The use cases are pulled from registry.acme.com
, which is accessed through BasicAuth with the configurable environmental variables ASSISTANT_REGISTRY_USER
and ASSISTANT_REGISTRY_PASSWORD
.
namespaces:
assistant:
config_url: "https://gitlab.acme.com/api/v4/projects/42/repository/files/assistant.toml/raw?ref=main"
config_access_token_env_var: "NAMESPACE_CONFIG_ACCESS_TOKEN"
registry: "registry.acme.com"
repository: "engineering/pharia-ai-skills/assistant"
user_env_var: "ASSISTANT_REGISTRY_USER"
password_env_var: "ASSISTANT_REGISTRY_PASSWORD"
env:
- name: NAMESPACE_CONFIG_ACCESS_TOKEN
valueFrom:
secretKeyRef:
name: pharia-kernel-secrets
key: skillRegistryPassword
- name: ASSISTANT_REGISTRY_USER
valueFrom:
secretKeyRef:
name: pharia-kernel-secrets
key: skillRegistryUser
- name: ASSISTANT_REGISTRY_PASSWORD
valueFrom:
secretKeyRef:
name: pharia-kernel-secrets
key: skillRegistryPassword
Install the Helm chart
The Helm chart is installed using helm upgrade --install
. For the Helm install, a respective target Kubernetes namespace <pharia-ai-install-namespace>
should be chosen.
The access credentials for the image registry are required to be provided. There are two recommended options.
Option 1. Set the credentials directly by passing them to Helm
helm upgrade --install pharia-ai . \
--set imagePullCredentials.username=$AA_REGISTRY_USERNAME \
--set imagePullCredentials.password=$AA_REGISTRY_PASSWORD \
--values values.yaml --values values-override.yaml \
-n <pharia-ai-install-namespace>
This command assumes that the default value for the registry is used imagePullCredentials.registry: "alephalpha.jfrog.io"
is used. You can override the registry via --set imagePullCredentials.registry=<private-registry>
.
During the installation, the Kubernetes (image-pull) secrets with name defined at global.imagePullSecretName
and global.imagePullOpaqueSecretName
are generated in the install namespace.
Option 2. If you already have a Docker secret in your Kubernetes cluster, you can pass the secret name to Helm
helm upgrade --install pharia-ai . \
--set global.imagePullSecretName=<secretName> \
--set global.imagePullOpaqueSecretName=<opaqueSecretName> \
--values values.yaml --values values-override.yaml \
-n <pharia-ai-install-namespace>
Post Installation Steps
After installation, navigate to https://login.<YOUR_CONFIGURED_DOMAIN>/
and log in with the initial user account (configured in the helm chart values pharia-iam.config
) to complete the setup of the initial user credentials.

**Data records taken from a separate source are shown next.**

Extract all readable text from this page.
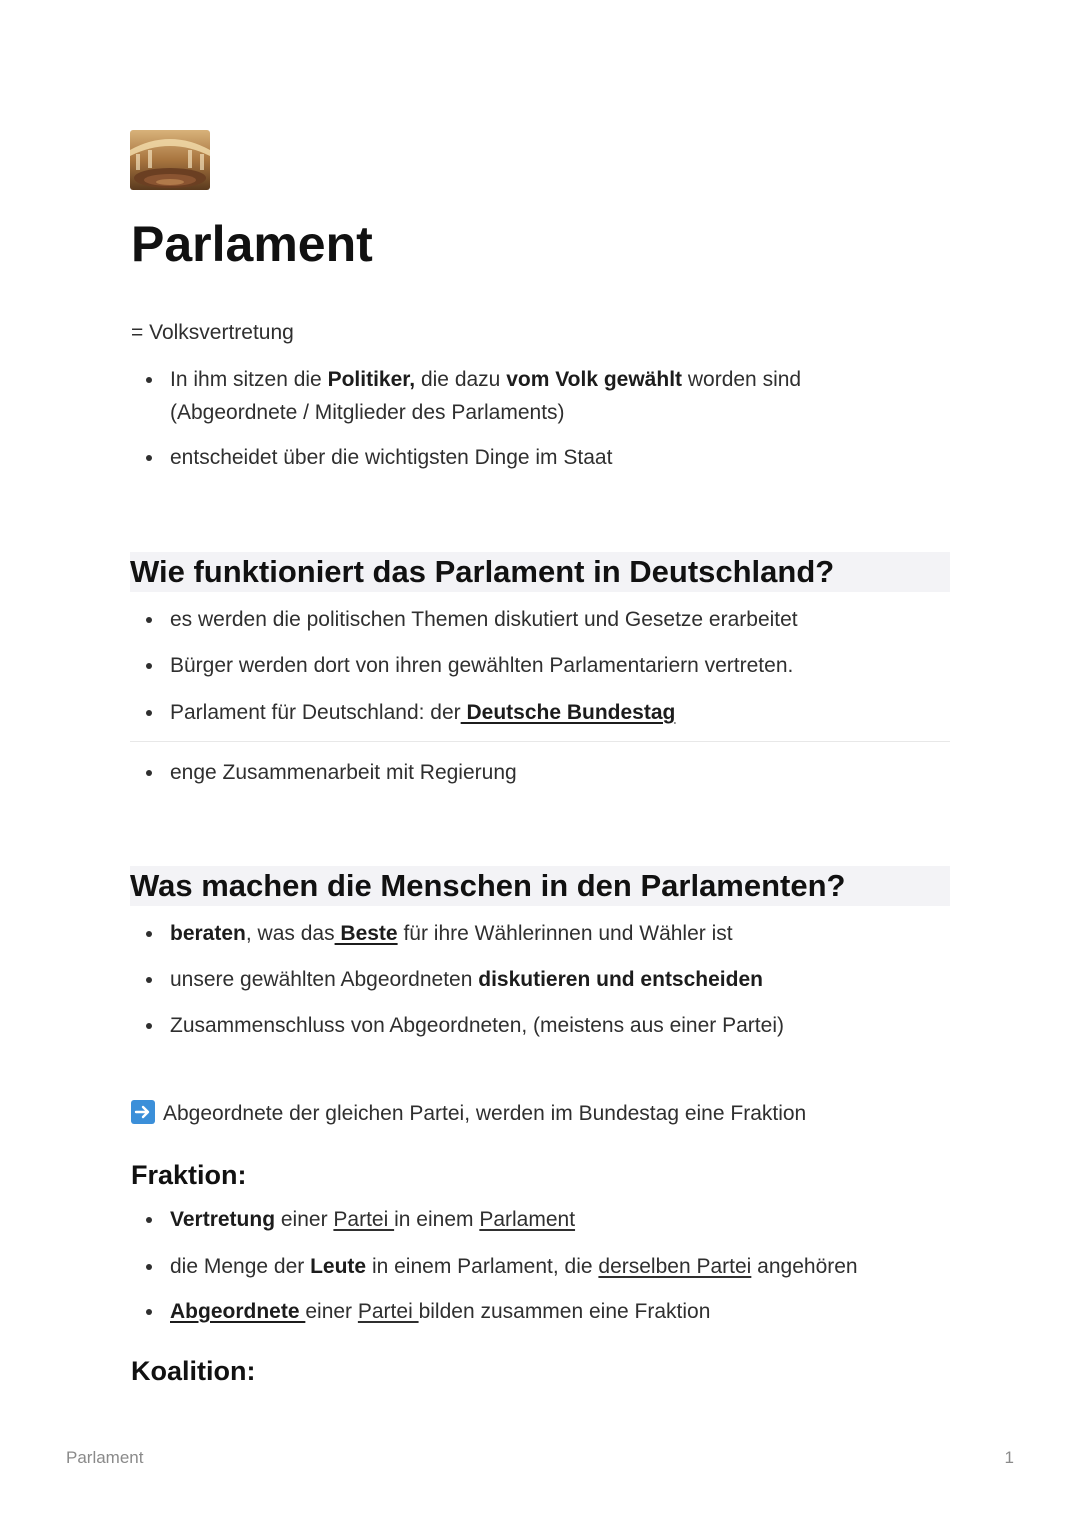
Parlament
= Volksvertretung
In ihm sitzen die Politiker, die dazu vom Volk gewählt worden sind
(Abgeordnete / Mitglieder des Parlaments)
entscheidet über die wichtigsten Dinge im Staat
Wie funktioniert das Parlament in Deutschland?
es werden die politischen Themen diskutiert und Gesetze erarbeitet
Bürger werden dort von ihren gewählten Parlamentariern vertreten.
Parlament für Deutschland: der Deutsche Bundestag
enge Zusammenarbeit mit Regierung
Was machen die Menschen in den Parlamenten?
beraten, was das Beste für ihre Wählerinnen und Wähler ist
unsere gewählten Abgeordneten diskutieren und entscheiden
Zusammenschluss von Abgeordneten, (meistens aus einer Partei)
Abgeordnete der gleichen Partei, werden im Bundestag eine Fraktion
Fraktion:
Vertretung einer Partei in einem Parlament
die Menge der Leute in einem Parlament, die derselben Partei angehören
Abgeordnete einer Partei bilden zusammen eine Fraktion
Koalition:
Parlament	1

If you did not provide a custom initial user account password, you can display the autogenerated password with the following command:
kubectl get secret pharia-iam-admin-password -o jsonpath="{.data.password}" | base64 -d
How to upgrade PhariaAI
Ensure that your registry credentials are up to date and that Helm has access (see Registry Credential Setup).
Thanks to Helm's idempotent operations, the upgrade instruction is the same as for installation. Only the new pharia-ai-version
has to be referenced.
Next Steps
- After installing PhariaAI, refer to the How to create users guide to set up your initial users which are required for using Pharia Assistant.
- For setting up namespaces, creating collections, and uploading documents for indexing to facilitate Q&A in Pharia Assistant, consult the How to create knowledge bases guide.